No. 2 "Parks and Recreation"
Very funny episode that plays to the show's strengths (Leslie's overeagerness, April speaking Spanish); a few good jabs at Twilight, and Leslie's great line "I'm more of a Harry Potter girl." Also I love her trying to armchair quarterback the reporter on what her headline should be ... as an award-winning small-town newspaper headline writer (cough, ahem, pats back), I got a huge kick out of it.
No. 3 "Community"
Community has been suffering from some serious sophomore slumps, with the writers demonstrating no idea what to do with about half the characters (Shirley, Pierce, Chang, and half-ways Britta). This season has featured far too much soap opera and not enough humor, and this episode is no exception.
Also, I have to point out that they wouldn't be playing Advanced Dungeons and Dragons. A college-student in 2011 would have been born in the late 1980s or early 1990s, after the game had switched to second edition. If he had started playing the game when he was 10 - 12, he would have played Third Edition D and D, or far more likely, Everquest.
The main problem:
Note that this idea of mis-placed nostalgia was also a problem with the Scott Pilgrim movie: 20-somethings in 2010 would not feel nostalgia for 1980s-era video games, even though their 30-something creators would.
This episode is about a character we've never seen before, and therefore less relevant, and Pierce is completely out of character as a selfish a-hole. (In the first season he was clueless but always avuncular.) These two problems are exacerbated by the fact that it's heavily implied that this new character is one step away from suicide. Not funny.

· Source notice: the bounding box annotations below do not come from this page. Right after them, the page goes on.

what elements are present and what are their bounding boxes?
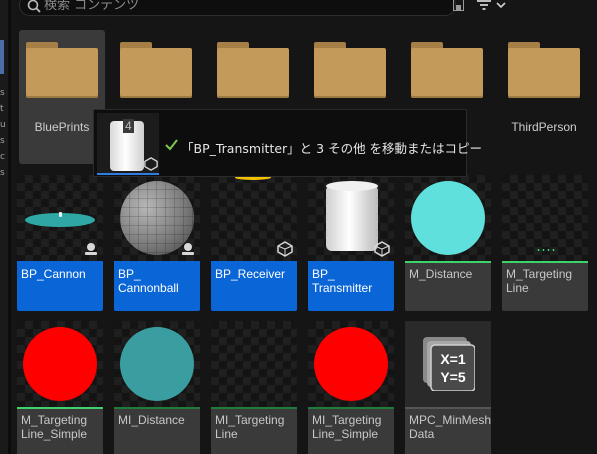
drag-drop-message: 「BP_Transmitter」と 3 その他 を移動またはコピー [181, 141, 483, 156]
asset-label: M_Targeting Line_Simple [21, 413, 88, 441]
asset-mi-distance[interactable]: MI_Distance [114, 321, 200, 454]
drag-item-count: 4 [123, 119, 134, 133]
asset-thumbnail [405, 175, 491, 261]
drag-preview-thumbnail: 4 [97, 113, 159, 175]
asset-m-targeting-line[interactable]: M_Targeting Line [502, 175, 588, 311]
check-icon [165, 139, 178, 151]
left-panel-text: s [0, 168, 5, 178]
parameter-collection-icon: X=1 Y=5 [423, 337, 475, 391]
left-panel-text: s [0, 88, 5, 98]
panel-splitter[interactable] [8, 0, 11, 454]
content-toolbar [11, 0, 597, 20]
material-instance-type-bar [308, 407, 394, 409]
asset-mi-targeting-line-simple[interactable]: MI_Targeting Line_Simple [308, 321, 394, 454]
asset-thumbnail [308, 321, 394, 407]
left-panel-selection [0, 40, 4, 74]
static-mesh-icon [144, 157, 158, 171]
asset-bp-cannon[interactable]: BP_Cannon [17, 175, 103, 311]
material-type-bar [502, 261, 588, 263]
folder-icon [120, 42, 192, 98]
asset-thumbnail [211, 321, 297, 407]
material-instance-type-bar [211, 407, 297, 409]
search-box[interactable] [19, 0, 456, 16]
folder-icon [411, 42, 483, 98]
folder-icon [314, 42, 386, 98]
asset-mi-targeting-line[interactable]: MI_Targeting Line [211, 321, 297, 454]
mpc-icon-line2: Y=5 [440, 369, 466, 385]
asset-label: MPC_MinMesh Data [409, 413, 491, 441]
asset-label: MI_Targeting Line [215, 413, 285, 441]
filter-button[interactable] [473, 0, 509, 14]
asset-label: M_Targeting Line [506, 267, 573, 295]
asset-label: BP_ Cannonball [118, 267, 179, 295]
asset-label: MI_Distance [118, 413, 185, 427]
asset-label: BP_Receiver [215, 267, 286, 281]
left-panel-text: u [0, 120, 6, 130]
save-search-icon[interactable] [451, 0, 465, 14]
material-type-bar [17, 407, 103, 409]
left-panel-text: s [0, 136, 5, 146]
asset-thumbnail [114, 321, 200, 407]
asset-label: M_Distance [409, 267, 473, 281]
asset-thumbnail: X=1 Y=5 [405, 321, 491, 407]
asset-m-targeting-line-simple[interactable]: M_Targeting Line_Simple [17, 321, 103, 454]
material-instance-type-bar [114, 407, 200, 409]
asset-m-distance[interactable]: M_Distance [405, 175, 491, 311]
asset-bp-receiver[interactable]: BP_Receiver [211, 175, 297, 311]
asset-thumbnail [17, 321, 103, 407]
drag-drop-tooltip: 4 「BP_Transmitter」と 3 その他 を移動またはコピー [93, 109, 482, 177]
asset-label: BP_ Transmitter [312, 267, 373, 295]
search-icon [27, 0, 41, 13]
left-panel-edge: s t u s c s [0, 0, 8, 454]
asset-thumbnail [502, 175, 588, 261]
folder-icon [508, 42, 580, 98]
search-input[interactable] [44, 0, 444, 13]
asset-mpc-minmeshdata[interactable]: X=1 Y=5 MPC_MinMesh Data [405, 321, 491, 454]
folder-icon [217, 42, 289, 98]
asset-bp-cannonball[interactable]: BP_ Cannonball [114, 175, 200, 311]
filter-icon [477, 0, 491, 10]
actor-blueprint-icon [85, 243, 97, 255]
folder-label: ThirdPerson [511, 120, 577, 134]
asset-label: MI_Targeting Line_Simple [312, 413, 382, 441]
static-mesh-icon [277, 241, 293, 257]
mpc-icon-line1: X=1 [440, 351, 466, 367]
left-panel-text: c [0, 152, 5, 162]
material-type-bar [405, 261, 491, 263]
asset-label: BP_Cannon [21, 267, 86, 281]
asset-bp-transmitter[interactable]: BP_ Transmitter [308, 175, 394, 311]
actor-blueprint-icon [182, 243, 194, 255]
asset-type-bar [405, 407, 491, 409]
folder-icon [26, 42, 98, 98]
folder-thirdperson[interactable]: ThirdPerson [501, 30, 587, 164]
static-mesh-icon [374, 241, 390, 257]
chevron-down-icon [496, 2, 506, 9]
left-panel-text: t [0, 104, 4, 114]
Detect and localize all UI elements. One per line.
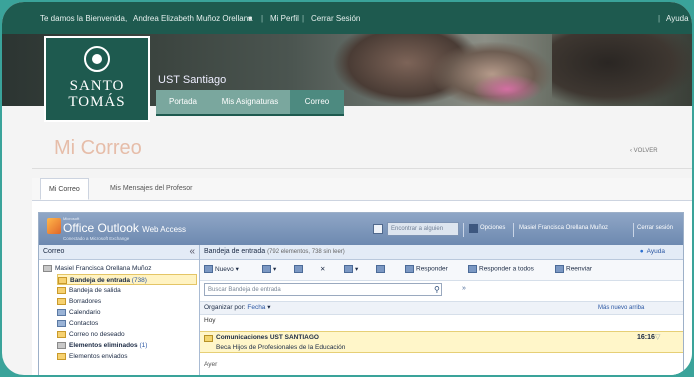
find-person-input[interactable]: Encontrar a alguien	[387, 222, 459, 236]
move-button[interactable]: ▾	[262, 265, 276, 274]
envelope-icon	[204, 335, 213, 342]
tab-mi-correo[interactable]: Mi Correo	[40, 178, 89, 200]
folder-icon	[57, 297, 66, 305]
owa-logout[interactable]: Cerrar sesión	[637, 225, 673, 231]
divider: |	[302, 14, 305, 23]
owa-title: Office Outlook Web Access	[63, 221, 187, 235]
owa-subtitle: Conectado a Microsoft Exchange	[63, 236, 130, 241]
folder-icon	[294, 265, 303, 273]
folder-drafts[interactable]: Borradores	[57, 296, 101, 307]
message-subject: Beca Hijos de Profesionales de la Educac…	[216, 344, 346, 351]
folder-button[interactable]	[294, 265, 305, 273]
outlook-web-access: Microsoft Office Outlook Web Access Cone…	[38, 212, 684, 375]
profile-link[interactable]: Mi Perfil	[270, 14, 299, 23]
tab-mensajes-profesor[interactable]: Mis Mensajes del Profesor	[102, 178, 200, 200]
calendar-icon	[57, 308, 66, 316]
options-icon[interactable]	[469, 224, 478, 233]
expand-search-icon[interactable]: »	[462, 285, 466, 292]
santo-tomas-logo[interactable]: SANTO TOMÁS	[44, 36, 150, 122]
main-nav: Portada Mis Asignaturas Correo	[156, 90, 344, 116]
folder-mailbox-root[interactable]: Masiel Francisca Orellana Muñoz	[43, 263, 151, 274]
help-link[interactable]: Ayuda	[666, 14, 689, 23]
folder-junk[interactable]: Correo no deseado	[57, 329, 125, 340]
options-button[interactable]: Opciones	[480, 225, 505, 231]
folder-pane: Correo « Masiel Francisca Orellana Muñoz…	[39, 245, 200, 375]
folder-icon	[57, 330, 66, 338]
folder-calendar[interactable]: Calendario	[57, 307, 100, 318]
divider	[32, 168, 692, 169]
collapse-icon[interactable]: «	[189, 245, 195, 258]
message-pane: Bandeja de entrada (792 elementos, 738 s…	[200, 245, 683, 375]
flag-icon[interactable]: ▽	[655, 333, 660, 341]
delete-icon[interactable]: ✕	[320, 265, 325, 273]
new-mail-icon	[204, 265, 213, 274]
nav-tab-correo[interactable]: Correo	[290, 90, 344, 114]
group-header-yesterday: Ayer	[204, 361, 218, 368]
folder-icon	[58, 276, 67, 284]
reply-all-button[interactable]: Responder a todos	[468, 265, 534, 273]
arrange-bar: Organizar por: Fecha ▾ Más nuevo arriba	[200, 301, 683, 315]
user-name[interactable]: Andrea Elizabeth Muñoz Orellana	[133, 14, 253, 23]
message-row[interactable]: Comunicaciones UST SANTIAGO Beca Hijos d…	[200, 331, 683, 353]
forward-button[interactable]: Reenviar	[555, 265, 592, 273]
reply-all-icon	[468, 265, 477, 273]
user-dropdown-icon[interactable]: ▾	[248, 14, 252, 23]
inbox-header: Bandeja de entrada (792 elementos, 738 s…	[200, 245, 683, 260]
nav-tab-asignaturas[interactable]: Mis Asignaturas	[210, 90, 290, 114]
arrange-field[interactable]: Fecha	[247, 304, 265, 311]
divider: |	[658, 14, 661, 23]
folder-deleted[interactable]: Elementos eliminados (1)	[57, 340, 147, 351]
top-bar: Te damos la Bienvenida, Andrea Elizabeth…	[2, 2, 692, 34]
reply-icon	[405, 265, 414, 273]
browser-frame: Te damos la Bienvenida, Andrea Elizabeth…	[2, 2, 692, 375]
group-header-today: Hoy	[204, 317, 216, 324]
search-input[interactable]: Buscar Bandeja de entrada	[204, 283, 442, 296]
owa-help-link[interactable]: Ayuda	[640, 245, 665, 259]
folder-contacts[interactable]: Contactos	[57, 318, 98, 329]
welcome-text: Te damos la Bienvenida,	[40, 14, 128, 23]
seal-icon	[84, 46, 110, 72]
print-icon	[376, 265, 385, 273]
flag-button[interactable]: ▾	[344, 265, 358, 274]
mail-toolbar: Nuevo ▾ ▾ ✕ ▾ Responder Responder a todo…	[200, 260, 683, 281]
message-time: 16:16	[637, 334, 655, 341]
move-icon	[262, 265, 271, 274]
address-book-icon[interactable]	[373, 224, 383, 234]
office-logo-icon	[47, 218, 61, 234]
contacts-icon	[57, 319, 66, 327]
new-button[interactable]: Nuevo ▾	[204, 265, 239, 274]
folder-icon	[57, 352, 66, 360]
folder-icon	[57, 286, 66, 294]
content-tabs: Mi Correo Mis Mensajes del Profesor	[32, 178, 692, 201]
divider: |	[261, 14, 264, 23]
main-content: Mi Correo Mis Mensajes del Profesor Micr…	[32, 178, 692, 375]
campus-name: UST Santiago	[158, 74, 227, 86]
owa-user-menu[interactable]: Masiel Francisca Orellana Muñoz	[519, 225, 608, 231]
folder-sent[interactable]: Elementos enviados	[57, 351, 128, 362]
nav-tab-portada[interactable]: Portada	[156, 90, 210, 114]
folder-outbox[interactable]: Bandeja de salida	[57, 285, 121, 296]
flag-icon	[344, 265, 353, 274]
mailbox-icon	[43, 264, 52, 272]
back-link[interactable]: VOLVER	[630, 148, 658, 154]
sort-order[interactable]: Más nuevo arriba	[598, 302, 644, 314]
trash-icon	[57, 341, 66, 349]
page-title: Mi Correo	[54, 137, 142, 159]
owa-header: Microsoft Office Outlook Web Access Cone…	[39, 213, 683, 245]
folder-pane-header: Correo «	[39, 245, 199, 260]
logout-link[interactable]: Cerrar Sesión	[311, 14, 360, 23]
forward-icon	[555, 265, 564, 273]
search-icon[interactable]: ⚲	[434, 285, 440, 294]
print-button[interactable]	[376, 265, 387, 273]
message-sender: Comunicaciones UST SANTIAGO	[216, 334, 319, 341]
folder-inbox[interactable]: Bandeja de entrada (738)	[57, 274, 197, 285]
reply-button[interactable]: Responder	[405, 265, 448, 273]
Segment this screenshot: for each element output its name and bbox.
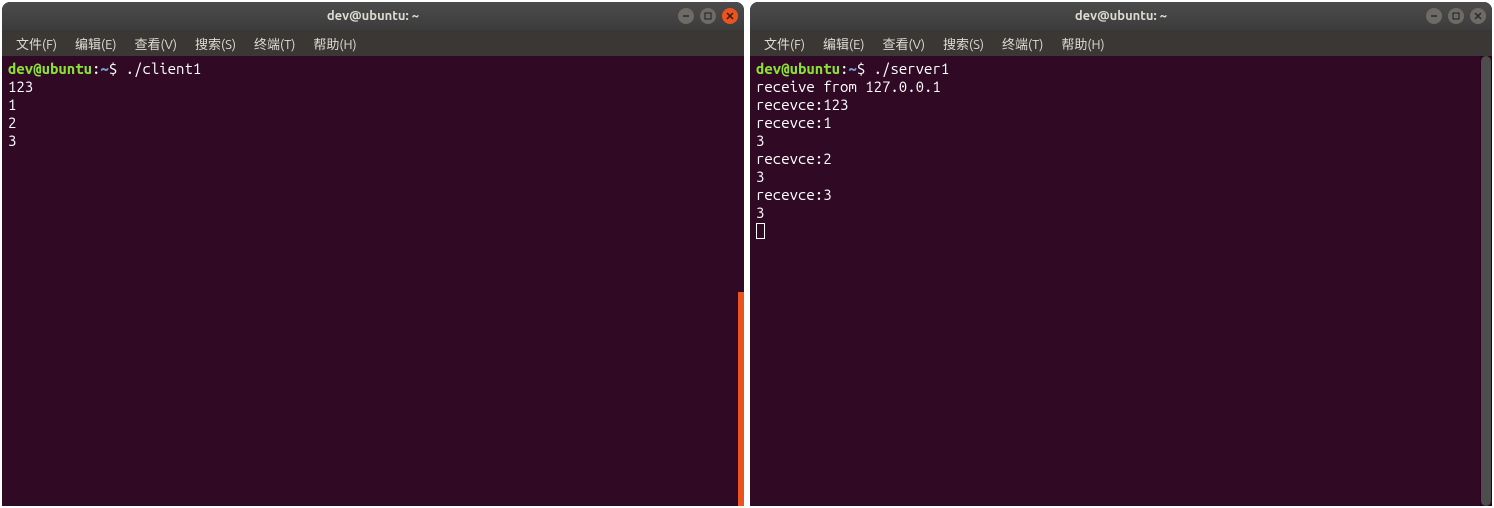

Chang in drow black face was funny, but that lasted about 5 seconds. Making the episode so serious made it unpleasant to watch -- it would have worked much better if it had been revealed that Jeff had played AD n D as a kid, which thing Troy and Abed stumble across and decide they should play together as part of a research project FOR THEIR ANTHROPOLOGY CLASS. That way they could have had a cameo from John Oliver, the bright spot of this season, and cut out the new character entirely. Oliver, or the Dean, could have done the voice over --- they have talented actors and should use them.
No. 4 "30 Rock"
Strange that an episode featuring Tina Fey tromping around in nothing but a bra wouldn't win No. 1, but the key to comedy is comedy, which this episode mostly missed. The quality of 30 Rock has been sinking like, well, a rock. Turning Jenna into a duplicate of Tracy hasn't worked anytime in the last two years that they've tried it, but that hasn't stopped them. Jack's struggle with the new corporate leadership was OK, and Avery's trying to conceal her pregnancy from a rival broadcaster was funny -- but they shouldn't be getting their best (only) laughts on an episode from a supporting character.